Western Trips

Western Trips

Saturday, May 11, 2013

Texas Railroads

When you research the golden days of railroading you'll come to recognize that the state of Texas might of had the largest number of different railroads crossing it's borders. Texas railroads were numerous as were the train depots servicing them. Just as with the case of railroad towns all across the country, railroads came and went and many merged together. Fortunately, a good number of these historic train stations still exist in Texas.

waxahachie texas train depot
Restored old Katy Railroad depot
The two historic train depots featured in this article are found in Waxahachie Texas, located in Ellis County, about thirty miles south of Dallas. Waxahachie had been around prior to the Civil War (1850) but like so many settlements around the nation it was the railroad industry that spurred it's growth and solidified it's future.

The M-K-T Waxahachie Train Station

One of the historic railroads that came down from the north into Texas was the MKT, commonly referred to as the Katy. This was the Missouri-Kansas-Texas Railroad. In fact the Katy was the first railroad to come down into Texas from the north. Waxahachie Texas was on the main line of the Katy Flyer, a very popular named rail route which ran from St. Louis Missouri to Galveston Texas. The entire journey was made in thirty-seven hours. The Katy Flyer offered buffet sleeper cars for those passengers who chose to have meals aboard the train. The other option was to take meals at the MKT eateries located in some select stops such as Dallas. The MKT Katy Flyer operated over this route for decades lasting all the way to 1961.

mkt railroad sign
The MKT Depot in Waxahachie Texas was closed at the time of it's merger with the Union Pacific Railroad in 1988. By that time all of the passenger service had been long gone. Freight was the name of the game in Texas.

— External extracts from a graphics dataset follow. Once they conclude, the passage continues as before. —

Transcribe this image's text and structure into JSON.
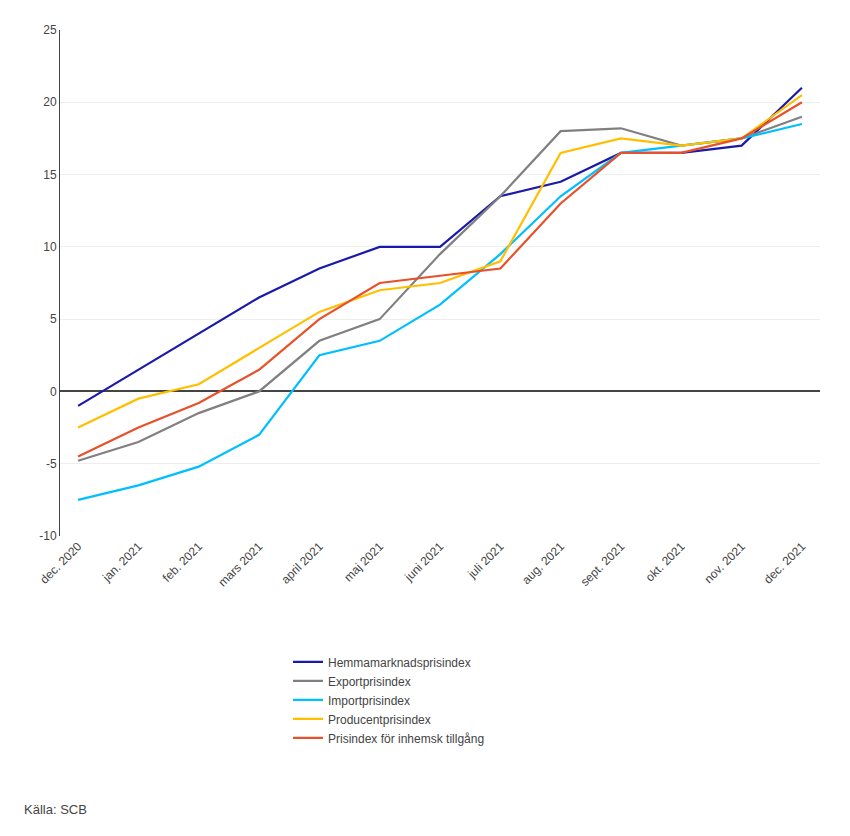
{
  "chart_data": {
    "type": "line",
    "categories": [
      "dec. 2020",
      "jan. 2021",
      "feb. 2021",
      "mars 2021",
      "april 2021",
      "maj 2021",
      "juni 2021",
      "juli 2021",
      "aug. 2021",
      "sept. 2021",
      "okt. 2021",
      "nov. 2021",
      "dec. 2021"
    ],
    "series": [
      {
        "name": "Hemmamarknadsprisindex",
        "color": "#1a1aaa",
        "values": [
          -1.0,
          1.5,
          4.0,
          6.5,
          8.5,
          10.0,
          10.0,
          13.5,
          14.5,
          16.5,
          16.5,
          17.0,
          21.0
        ]
      },
      {
        "name": "Exportprisindex",
        "color": "#808080",
        "values": [
          -4.8,
          -3.5,
          -1.5,
          0.0,
          3.5,
          5.0,
          9.5,
          13.5,
          18.0,
          18.2,
          17.0,
          17.5,
          19.0
        ]
      },
      {
        "name": "Importprisindex",
        "color": "#00bfff",
        "values": [
          -7.5,
          -6.5,
          -5.2,
          -3.0,
          2.5,
          3.5,
          6.0,
          9.5,
          13.5,
          16.5,
          17.0,
          17.5,
          18.5
        ]
      },
      {
        "name": "Producentprisindex",
        "color": "#ffbf00",
        "values": [
          -2.5,
          -0.5,
          0.5,
          3.0,
          5.5,
          7.0,
          7.5,
          9.0,
          16.5,
          17.5,
          17.0,
          17.5,
          20.5
        ]
      },
      {
        "name": "Prisindex för inhemsk tillgång",
        "color": "#e8502a",
        "values": [
          -4.5,
          -2.5,
          -0.8,
          1.5,
          5.0,
          7.5,
          8.0,
          8.5,
          13.0,
          16.5,
          16.5,
          17.5,
          20.0
        ]
      }
    ],
    "ylim": [
      -10,
      25
    ],
    "yticks": [
      -10,
      -5,
      0,
      5,
      10,
      15,
      20,
      25
    ],
    "grid": true,
    "legend": "bottom",
    "annotations": [
      "Källa: SCB"
    ]
  }
}
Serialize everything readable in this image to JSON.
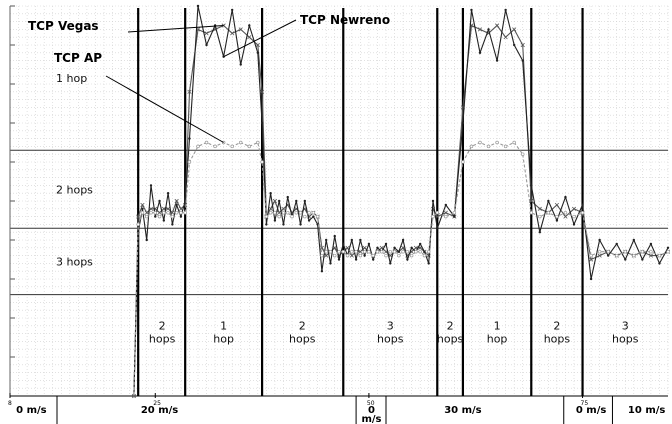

Today the old Katy Railroad Depot is used by the city of Waxahachie. The station is located just a few blocks south of the courthouse on S. College Avenue.

The Rock Island Waxahachie Train Depot

Waxahachie Texas has the distinction of having two restored historic railroad depots directly across from one another. In addition to the old MKT Depot you'll also see the old Rock Island train station with it's unique architecture. This train station was actually built by the Trinity & Brazos Valley Railroad which began in 1902 and was eventually merged into the Burlington-Rock Island in 1930 after several years of financial difficulty. Waxahachie was similar to many Texas towns where it was at the junction of several railroads, multiple lines and multiple train stations. In the case of Waxahchie, the MKT and the BRI separated there for lines leading south from town. The Burlington-Rock Island operated on rail line rights over MKT owned tracks north of Waxahachie to Dallas.

rock island train station waxahachie texas
Old Rock Island Depot
The old Rock Island depot in Waxahachie has a unique tower design which looks very much like the BRI Depot in nearby Corsicana Texas. 

The last of the Rock Island passenger trains to travel through Waxahachie and utilize the depot was the Sam Houston Zephyr. This was the BRI route connecting Fort Worth Texas and Houston which started service in 1936. The year 1936 also saw the large Texas Centennial celebrations throughout the state. Travel time on the new streamlined Sam Houston Zephyr was originally five hours with only four stops along the way, Waxahachie being one of them. Because of declining profits and competition from automobiles and airlines the Sam Houston Zephyr discontinued service in 1966.

Links to two additional Western Trips photo article regarding railroads in Texas include;

The Slaton Texas Harvey House

Texas Train Rides / The Heartland Flyer

The Old Spanish Trail Highway

Texas Railroading

Anyone who has spent time researching the history of specific railroads will understand that mergers and acquisitions were commonplace. There were a great number of situations where very small lines were chartered to build rail lines over perhaps a few hundred miles. Over the years and in some cases in only a few years these lines merged with other larger railroads and these as well were acquired by even larger railroads. The southern branch of the Katy Railroad was primarily made up of several of these smaller lines being acquired.

rock island train depot
 Geographically, Texas, by reason of it's size, was a crossroads for railroads for two main reasons. The state was growing steadily and passenger service was in demand to cities such as Fort Worth, Dallas, Houston and San Antonio. The second reason was that efforts were made from Texas to build a southern transcontinental route to either Los Angeles or San Diego. Such an effort was begun by the old Texas Pacific Railroad which ultimately ended with the Southern Pacific route from Los Angeles to New Orleans via El Paso, San Antonio and Houston.

As you travel around Texas you'll have the opportunity to explore many historic train stations from railroad's golden age.

In addition to Texas train depots there are also preserved Harvey Houses which were built along the Santa Fe Railroad tracks such as the old Harvey dining room just about eight miles south of Lubbock in the town of Slaton. The Slaton Harvey site is now a Harvey House museum and B & B.